As soon as you end your phrases with a negative connotation (I.e., “That table is a little large for that corner.) that’s all the other person hears. Because of the “but,” it is likely that he or she does not believe that you like they way the room is decorated. It would be best if you simply offered the compliment and nothing more or offered constructive criticism with a suggestion for improvement. Instead, saying you like something and adding a “but” makes the person think you don’t like any of it. If the person has asked your opinion, then just say what you think: “I think the table would look better over here because it’s a bit large for that corner.”

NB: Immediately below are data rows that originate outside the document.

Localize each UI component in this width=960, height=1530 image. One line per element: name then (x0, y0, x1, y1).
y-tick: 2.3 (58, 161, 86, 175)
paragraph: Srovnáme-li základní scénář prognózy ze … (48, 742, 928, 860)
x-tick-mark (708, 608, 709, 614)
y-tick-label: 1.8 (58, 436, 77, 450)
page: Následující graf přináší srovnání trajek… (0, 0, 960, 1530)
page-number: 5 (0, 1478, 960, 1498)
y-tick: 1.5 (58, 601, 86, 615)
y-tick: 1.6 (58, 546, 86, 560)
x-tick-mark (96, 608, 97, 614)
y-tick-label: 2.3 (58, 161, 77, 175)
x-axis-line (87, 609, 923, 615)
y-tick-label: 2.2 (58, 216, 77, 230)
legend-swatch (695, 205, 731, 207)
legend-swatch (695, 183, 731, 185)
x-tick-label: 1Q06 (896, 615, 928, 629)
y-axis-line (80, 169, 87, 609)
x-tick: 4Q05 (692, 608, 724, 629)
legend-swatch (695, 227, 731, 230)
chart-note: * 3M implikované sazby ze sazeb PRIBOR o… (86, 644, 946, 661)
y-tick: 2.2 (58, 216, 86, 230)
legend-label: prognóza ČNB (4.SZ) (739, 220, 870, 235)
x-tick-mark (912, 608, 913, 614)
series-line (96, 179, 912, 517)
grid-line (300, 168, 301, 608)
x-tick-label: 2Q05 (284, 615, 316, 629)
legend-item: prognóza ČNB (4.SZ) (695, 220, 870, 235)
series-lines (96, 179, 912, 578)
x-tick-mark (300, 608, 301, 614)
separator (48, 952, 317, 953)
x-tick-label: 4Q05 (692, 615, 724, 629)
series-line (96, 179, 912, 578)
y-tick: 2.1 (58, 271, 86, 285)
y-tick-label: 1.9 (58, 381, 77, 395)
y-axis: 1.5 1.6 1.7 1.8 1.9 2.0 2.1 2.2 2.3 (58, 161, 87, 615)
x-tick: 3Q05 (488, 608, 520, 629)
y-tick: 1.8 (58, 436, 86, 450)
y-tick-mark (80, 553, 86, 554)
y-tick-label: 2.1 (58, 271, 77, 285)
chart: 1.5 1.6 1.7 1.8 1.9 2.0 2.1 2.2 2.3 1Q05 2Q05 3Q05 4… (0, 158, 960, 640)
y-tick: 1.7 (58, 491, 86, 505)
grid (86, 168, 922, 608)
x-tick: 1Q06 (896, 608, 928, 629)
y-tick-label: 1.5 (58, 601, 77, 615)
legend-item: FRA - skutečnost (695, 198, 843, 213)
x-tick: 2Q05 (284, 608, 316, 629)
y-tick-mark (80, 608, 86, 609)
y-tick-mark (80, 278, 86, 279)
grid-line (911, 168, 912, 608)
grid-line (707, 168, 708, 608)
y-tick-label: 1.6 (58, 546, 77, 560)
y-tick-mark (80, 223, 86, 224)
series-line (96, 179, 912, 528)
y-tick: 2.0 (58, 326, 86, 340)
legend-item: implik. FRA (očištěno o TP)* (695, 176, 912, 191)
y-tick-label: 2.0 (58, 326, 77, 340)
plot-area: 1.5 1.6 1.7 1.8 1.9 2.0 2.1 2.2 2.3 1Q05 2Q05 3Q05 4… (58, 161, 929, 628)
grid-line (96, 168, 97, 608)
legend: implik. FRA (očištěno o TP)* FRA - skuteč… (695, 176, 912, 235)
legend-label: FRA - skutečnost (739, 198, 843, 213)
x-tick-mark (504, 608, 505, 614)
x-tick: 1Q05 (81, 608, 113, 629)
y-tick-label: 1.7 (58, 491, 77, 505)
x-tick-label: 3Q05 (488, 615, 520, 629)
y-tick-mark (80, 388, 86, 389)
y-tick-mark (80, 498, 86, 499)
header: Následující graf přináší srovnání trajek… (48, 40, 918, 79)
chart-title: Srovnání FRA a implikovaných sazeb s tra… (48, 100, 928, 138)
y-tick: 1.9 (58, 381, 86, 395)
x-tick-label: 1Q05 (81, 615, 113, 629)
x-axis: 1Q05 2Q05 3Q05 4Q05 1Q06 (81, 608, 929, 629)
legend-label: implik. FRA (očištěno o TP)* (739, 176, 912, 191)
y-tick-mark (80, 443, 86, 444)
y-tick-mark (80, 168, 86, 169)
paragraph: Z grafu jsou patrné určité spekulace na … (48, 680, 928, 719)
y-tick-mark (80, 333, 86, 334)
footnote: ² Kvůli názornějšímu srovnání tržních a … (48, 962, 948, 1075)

People will believe you if you say that your ideas are stupid
If we lack confidence or feel nervous when we’re sharing our thoughts and opinions, we often try to compensate by warning people ahead of time, because we’re worried that they think we’re silly or unintelligent. Instead of just interjecting our thoughts, we disqualify ourselves from the start. Have you done this? Rather than speaking your mind, you begin by saying, “Okay, you might think this is a stupid idea,” or “You might think I’m crazy,” or “This is going to sound really silly,” etc.,
As soon as you put the thought into someone’s mind that you are stupid, crazy or silly, that’s what they’re going to think of whatever you say next. It’s really just another form of negative self-talk, which can have an adverse effect on your self-image and overall sense of well-being. If your goal is to be taken seriously when you speak, try to leave out phrases that cause people to doubt your intelligence, wisdom or abilities.
Develop speech patterns that help you accomplish your goals
What we say and how we say it has a significant impact on our lives. You might be surprised to learn that many public speakers lack confidence. In fact, some are terrified of speaking in front of other people. However, they learn to overcome their fears and to refine their patterns of speech to help them accomplish their goals. The words and phrases we use when we speak aren’t the only issues that can help boost confidence. The words we choose and the way we deliver them to others does, however, have a lot of influence over the ultimate outcome of our speeches and daily conversations. It’s worthwhile to learn how to break bad speech habits.